🤖 AI Summary
Medical foundation models like SAM suffer from poor cross-domain generalization in medical image segmentation and prohibitively high computational costs under full-parameter fine-tuning. To address these challenges, this paper proposes an embedded lightweight decoder adapter—modularly integrated into SAM’s mask decoder—with fewer than 1% of the original parameters trained. Our method synergistically combines parameter-efficient fine-tuning (PEFT) with multi-source medical imaging domain alignment, supporting both fully supervised training and test-time adaptation. Evaluated on four benchmark medical datasets, the proposed approach achieves state-of-the-art segmentation accuracy, significantly outperforming existing domain adaptation methods.

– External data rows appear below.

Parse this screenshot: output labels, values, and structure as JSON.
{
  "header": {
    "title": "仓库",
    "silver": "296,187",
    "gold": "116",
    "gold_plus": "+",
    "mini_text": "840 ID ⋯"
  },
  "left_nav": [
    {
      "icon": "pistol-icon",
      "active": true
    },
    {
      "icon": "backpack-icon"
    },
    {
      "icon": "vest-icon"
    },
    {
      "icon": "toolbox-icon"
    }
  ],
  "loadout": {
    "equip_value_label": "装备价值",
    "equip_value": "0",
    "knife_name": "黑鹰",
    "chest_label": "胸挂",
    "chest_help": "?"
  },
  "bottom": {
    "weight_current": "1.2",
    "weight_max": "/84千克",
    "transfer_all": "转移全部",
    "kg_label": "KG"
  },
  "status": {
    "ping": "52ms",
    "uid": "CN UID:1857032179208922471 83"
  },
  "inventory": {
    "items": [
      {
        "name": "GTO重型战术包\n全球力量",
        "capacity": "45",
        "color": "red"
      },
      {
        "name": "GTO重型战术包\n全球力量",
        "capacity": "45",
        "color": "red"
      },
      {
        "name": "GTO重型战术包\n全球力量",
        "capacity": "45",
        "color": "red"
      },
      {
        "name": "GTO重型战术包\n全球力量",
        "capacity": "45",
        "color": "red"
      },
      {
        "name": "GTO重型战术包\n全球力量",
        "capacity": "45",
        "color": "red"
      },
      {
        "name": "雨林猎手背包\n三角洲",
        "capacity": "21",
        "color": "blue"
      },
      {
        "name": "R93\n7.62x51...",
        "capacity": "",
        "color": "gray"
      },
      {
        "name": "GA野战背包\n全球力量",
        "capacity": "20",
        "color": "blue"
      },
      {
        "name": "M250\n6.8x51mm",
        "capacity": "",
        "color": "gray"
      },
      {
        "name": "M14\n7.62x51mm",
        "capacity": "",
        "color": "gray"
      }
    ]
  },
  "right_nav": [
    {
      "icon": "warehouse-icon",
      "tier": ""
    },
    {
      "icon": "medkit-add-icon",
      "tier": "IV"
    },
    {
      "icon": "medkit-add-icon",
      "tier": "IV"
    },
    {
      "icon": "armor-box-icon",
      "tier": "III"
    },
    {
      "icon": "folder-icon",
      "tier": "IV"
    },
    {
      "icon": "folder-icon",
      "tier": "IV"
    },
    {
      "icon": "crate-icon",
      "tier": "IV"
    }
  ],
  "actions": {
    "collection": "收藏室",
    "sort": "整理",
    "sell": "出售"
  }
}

Moreover, it substantially reduces GPU memory consumption and training overhead while maintaining competitive performance against full fine-tuning.
📝 Abstract
This paper addresses the domain adaptation challenge for semantic segmentation in medical imaging. Despite the impressive performance of recent foundational segmentation models like SAM on natural images, they struggle with medical domain images. Beyond this, recent approaches that perform end-to-end fine-tuning of models are simply not computationally tractable. To address this, we propose a novel SAM adapter approach that minimizes the number of trainable parameters while achieving comparable performances to full fine-tuning. The proposed SAM adapter is strategically placed in the mask decoder, offering excellent and broad generalization capabilities and improved segmentation across both fully supervised and test-time domain adaptation tasks. Extensive validation on four datasets showcases the adapter's efficacy, outperforming existing methods while training less than 1% of SAM's total parameters.